Las Vegas Sun

April 18, 2024

supreme court:

Las Vegas files petition in city hall dispute

CARSON CITY – The Las Vegas City Council says efforts to get a public vote in the upcoming municipal election on building a new city hall in downtown Las Vegas “are ill conceived and poorly implemented.”

The council has told the Nevada Supreme Court that opponents of the city hall are making only “half-hearted efforts” in their legal battle and “may be seeking a graceful way out of the position their flawed initiatives have placed them.”

Attorney Daniel Polsenberg filed the legal brief for the council to support the decision of District Judge David Barker that the initiative petitions signed by 14,000 residents are defective and the city hall issue should not be allowed on the June 2 election ballot.

And the city got support from two groups called the Downtown Las Vegas Alliance and Livework LLC that filed a brief that said the opponents, including the Culinary Union “continues their efforts to hold Las Vegas hostage to its demands through its attempt to force defective measures onto the ballot, in the hopes of stifling future development.”

The Supreme Court has decided to speed up consideration of the issue, and the briefs from the Las Vegas Taxpayer Accountability Committee and the Las Vegas Redevelopment Reform Committee are due next Monday.

These two committees, with the backing of the Culinary Union, believe the city hall will cost $267 million to build while backers say the cost is $150 million in a lease-purchase plan.

Tami D. Cowden, who signed the brief representing the downtown alliance and Livework, says the opponents “have relied more on the perceived emotional appeal of their self-declared status as champions of taxpayers, than on accepted legal principals.”

The city council approved the plans and opponents are suggesting the voters have a chance to reverse the decision at the election next month. Those opposed say the Supreme Court also could order a special election.

There is only one council race on the city election and it would cost an additional $450,000 to expand the election ballot.
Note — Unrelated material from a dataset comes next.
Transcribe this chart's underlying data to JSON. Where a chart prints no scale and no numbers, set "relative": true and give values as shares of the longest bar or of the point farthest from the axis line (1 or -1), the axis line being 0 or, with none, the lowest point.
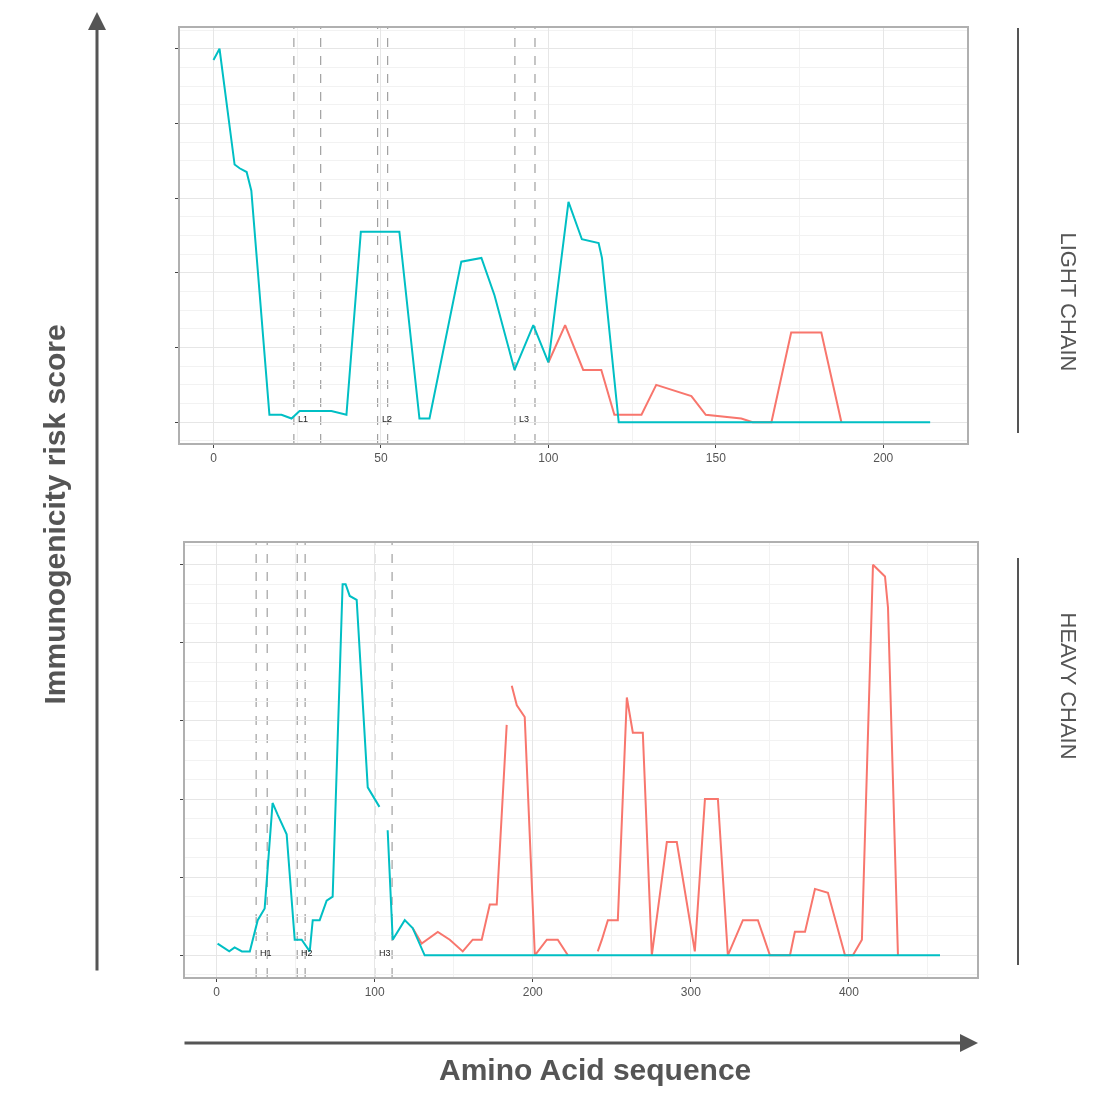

Judge Barker ruled the initiative petition was invalid on grounds it contained more than one subject and the language was misleading.

Polsenberg said the initiative contains one subject about the lease-purchase agreement and then a second about plans and the project contract. The initiative, Polsenberg said, “violates the single-subject rule requirement” in Nevada law.

He also said there are six other reasons why the Supreme Court should reject the appeal to order the issue on the municipal election.